Elle rit franchement.

« Anaena ? La nièce du teknor ? Vous aussi êtes pris, beau planétaire ! Mais elle n’est pas pour vous ! Moi, je n’aime pas les poux de terre. Elle … »

Elle laissa traîner sa phrase d’un air significatif.

Il lui restait encore une heure avant le repas de midi. Il la passa assis sur le banc d’un parc, regardant, réfléchissant, essayant de s’imprégner de cette civilisation où il n’était qu’un corps étranger. Des enfants jouaient, un jeu très rapide qu’il ne connaissait pas, consistant à envoyer avec le pied un ballon entre deux poteaux. Une fois, le ballon vint rouler près de lui. Il le ramassa, le leur relança. Un des enfants le reçut, souriant, la bouche déjà entrouverte pour le remercier. Un autre l’interrompit :

« Allons, Igor, ne fréquente donc pas les vermines ! »

Et il essuya soigneusement le ballon comme s’il était tombé dans la boue.

Au restaurant, Petersen, d’un signe de tête, lui conseilla le silence. Il mangea seul à une table, et remarqua que nul Stelléen ne venait s’asseoir aux tables voisines. Il attendit philosophiquement qu’il fût quatorze heures, puis se dirigea vers le poste de commande du teknor.

Tan Ekator le reçut avec un sourire amusé.

« Alors, Tinkar, que pensez-vous du Tilsin ?

—  La machine, ou les hommes ?

—  Les deux.

—  En ce qui concerne la machine, je n’en ai rien vu de ce qui aurait pu m’intéresser. Quant aux hommes, je ne puis dire, sauf exceptions, qu’ils soient très amicaux.

—  Une de ces exceptions est une femme, je crois ?

—  Comment le savez-vous ? Vous me faites espionner ?

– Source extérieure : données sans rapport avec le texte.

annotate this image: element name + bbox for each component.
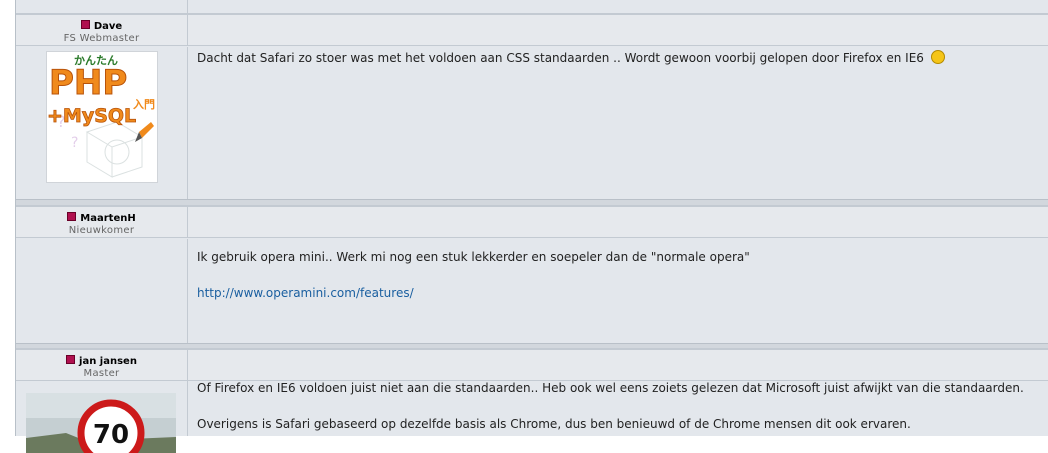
post-message: Ik gebruik opera mini.. Werk mi nog een … bbox=[197, 250, 750, 264]
user-rank-title: Nieuwkomer bbox=[68, 225, 135, 236]
php-avatar-jp-label: 入門 bbox=[133, 98, 155, 111]
online-status-icon bbox=[66, 355, 76, 364]
smiley-icon bbox=[930, 50, 945, 64]
online-status-icon bbox=[80, 20, 90, 29]
post-header: jan jansen Master bbox=[16, 348, 1048, 381]
username-link[interactable]: MaartenH bbox=[16, 212, 187, 225]
online-status-icon bbox=[67, 212, 77, 221]
post-body: Ik gebruik opera mini.. Werk mi nog een … bbox=[16, 239, 1048, 343]
username-text[interactable]: Dave bbox=[94, 21, 122, 32]
username-link[interactable]: jan jansen bbox=[16, 355, 187, 368]
post-body: 70 Of Firefox en IE6 voldoen juist niet … bbox=[16, 381, 1048, 453]
speed-sign-70-avatar: 70 bbox=[26, 393, 176, 453]
left-gutter bbox=[0, 0, 15, 436]
post-message-line-2: Overigens is Safari gebaseerd op dezelfd… bbox=[197, 417, 911, 431]
post-userinfo: jan jansen Master bbox=[16, 350, 188, 380]
post-message: Of Firefox en IE6 voldoen juist niet aan… bbox=[197, 381, 1024, 395]
forum-thread: Dave FS Webmaster ? ? かんたん PHP +MySQL 入門… bbox=[15, 0, 1048, 453]
previous-post-remnant bbox=[16, 0, 1048, 13]
php-avatar-title: PHP bbox=[49, 63, 127, 103]
post-header: MaartenH Nieuwkomer bbox=[16, 205, 1048, 238]
post-text: Overigens is Safari gebaseerd op dezelfd… bbox=[197, 417, 911, 431]
post-text: Of Firefox en IE6 voldoen juist niet aan… bbox=[197, 381, 1024, 395]
user-rank-title: FS Webmaster bbox=[63, 33, 140, 44]
svg-text:?: ? bbox=[71, 135, 78, 151]
post-link-line: http://www.operamini.com/features/ bbox=[197, 286, 414, 300]
avatar-column bbox=[16, 239, 188, 343]
post-userinfo: MaartenH Nieuwkomer bbox=[16, 207, 188, 237]
post-body: ? ? かんたん PHP +MySQL 入門 Dacht dat Safari … bbox=[16, 47, 1048, 199]
username-text[interactable]: MaartenH bbox=[80, 213, 135, 224]
post-header: Dave FS Webmaster bbox=[16, 13, 1048, 46]
speed-sign-value: 70 bbox=[93, 420, 129, 450]
user-rank-title: Master bbox=[83, 368, 120, 379]
post-userinfo: Dave FS Webmaster bbox=[16, 15, 188, 45]
username-link[interactable]: Dave bbox=[16, 20, 187, 33]
php-mysql-book-avatar: ? ? かんたん PHP +MySQL 入門 bbox=[46, 51, 158, 183]
username-text[interactable]: jan jansen bbox=[79, 356, 137, 367]
post-text: Dacht dat Safari zo stoer was met het vo… bbox=[197, 51, 924, 65]
post-message: Dacht dat Safari zo stoer was met het vo… bbox=[197, 50, 945, 65]
previous-post-user-column bbox=[16, 0, 188, 13]
php-avatar-subtitle: +MySQL bbox=[47, 105, 136, 127]
post-text: Ik gebruik opera mini.. Werk mi nog een … bbox=[197, 250, 750, 264]
operamini-link[interactable]: http://www.operamini.com/features/ bbox=[197, 286, 414, 300]
avatar-column: 70 bbox=[16, 381, 188, 453]
avatar-column: ? ? かんたん PHP +MySQL 入門 bbox=[16, 47, 188, 199]
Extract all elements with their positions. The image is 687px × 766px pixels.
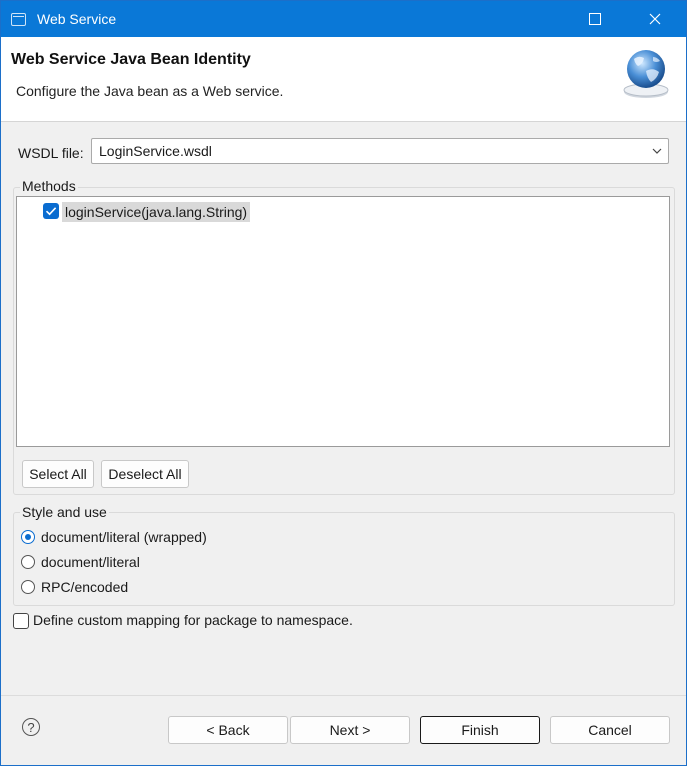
help-icon[interactable]: ? — [22, 718, 40, 736]
back-button[interactable]: < Back — [168, 716, 288, 744]
custom-mapping-checkbox[interactable] — [13, 613, 29, 629]
checkmark-icon — [45, 207, 57, 216]
radio-label-document-literal-wrapped: document/literal (wrapped) — [41, 529, 207, 545]
style-group-label: Style and use — [20, 504, 109, 520]
web-service-globe-icon — [623, 50, 669, 98]
maximize-button[interactable] — [572, 1, 618, 37]
method-checkbox[interactable] — [43, 203, 59, 219]
page-title: Web Service Java Bean Identity — [11, 51, 251, 68]
window-title: Web Service — [37, 11, 117, 27]
next-button[interactable]: Next > — [290, 716, 410, 744]
wizard-banner: Web Service Java Bean Identity Configure… — [1, 37, 686, 122]
wsdl-file-select[interactable]: LoginService.wsdl — [91, 138, 669, 164]
radio-document-literal-wrapped[interactable] — [21, 530, 35, 544]
footer-divider — [1, 695, 686, 696]
wsdl-file-value: LoginService.wsdl — [99, 143, 212, 159]
maximize-icon — [589, 13, 601, 25]
page-description: Configure the Java bean as a Web service… — [16, 83, 284, 99]
window-icon — [11, 13, 26, 26]
radio-document-literal[interactable] — [21, 555, 35, 569]
radio-label-document-literal: document/literal — [41, 554, 140, 570]
deselect-all-button[interactable]: Deselect All — [101, 460, 189, 488]
methods-list[interactable]: loginService(java.lang.String) — [16, 196, 670, 447]
close-icon — [649, 13, 661, 25]
title-bar: Web Service — [1, 1, 686, 37]
methods-group-label: Methods — [20, 178, 78, 194]
close-button[interactable] — [632, 1, 678, 37]
custom-mapping-label: Define custom mapping for package to nam… — [33, 612, 353, 628]
chevron-down-icon — [652, 148, 662, 154]
wsdl-file-label: WSDL file: — [18, 145, 84, 161]
web-service-dialog: Web Service Web Service Java Bean Identi… — [0, 0, 687, 766]
radio-rpc-encoded[interactable] — [21, 580, 35, 594]
finish-button[interactable]: Finish — [420, 716, 540, 744]
cancel-button[interactable]: Cancel — [550, 716, 670, 744]
method-label: loginService(java.lang.String) — [62, 202, 251, 222]
radio-label-rpc-encoded: RPC/encoded — [41, 579, 129, 595]
select-all-button[interactable]: Select All — [22, 460, 94, 488]
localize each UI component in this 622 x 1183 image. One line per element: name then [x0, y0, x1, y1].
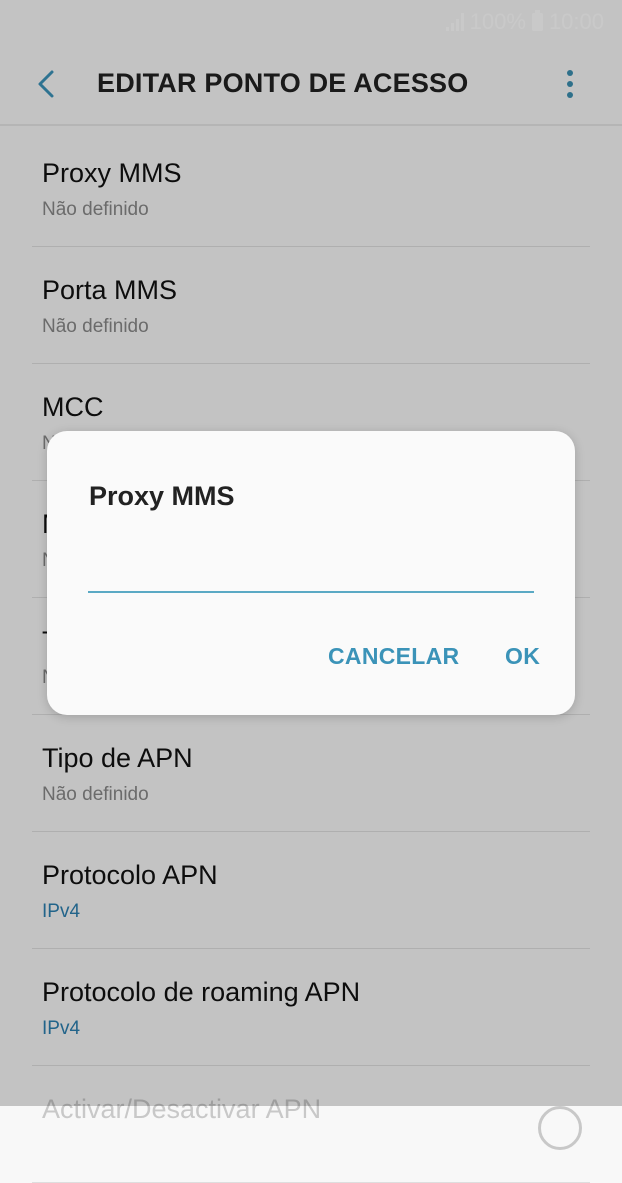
apn-toggle-switch[interactable] [538, 1106, 582, 1150]
proxy-mms-input[interactable] [88, 551, 534, 593]
dialog-title: Proxy MMS [89, 481, 235, 511]
cancel-button[interactable]: CANCELAR [328, 643, 459, 670]
ok-button[interactable]: OK [505, 643, 540, 670]
proxy-mms-dialog: Proxy MMS CANCELAR OK [47, 431, 575, 715]
edit-apn-screen: 100% 10:00 EDITAR PONTO DE ACESSO Proxy … [0, 0, 622, 1183]
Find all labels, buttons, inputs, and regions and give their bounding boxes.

—  Croyez-vous que j’en aie le temps ? Non, mais le teknor sait tout. Nous sommes un peuple d’individus ; cela signifie que personne n’a le droit de mettre son nez dans les affaires des autres sans qu’il lui en cuise, mais cela signifie aussi que chacun estime avoir le droit de penser ce qu’il veut des autres, et les langues remuent. Nous sommes une petite ville, planétaire ! À peine vingt-cinq mille individus.

—  Je ne puis donc rien faire sans que vous le sachiez ?

—  Quelle importance cela a-t-il ? D’ailleurs, n’exagérons pas. À part votre aventure avec Oréna, j’ignore ce que vous avez fait ces jours derniers. Il me suffit de savoir que, si vous aviez fait quelque chose d’important, je serais au courant. Prenez garde à Oréna, Tinkar !

—  Pourquoi ? Est-elle dangereuse ?

—  Pas au sens où vous l’entendez. C’est simplement la plus stelléenne de nous tous. Si vous faites l’erreur de vous attacher à elle, vous comprendrez un jour ce que je veux dire.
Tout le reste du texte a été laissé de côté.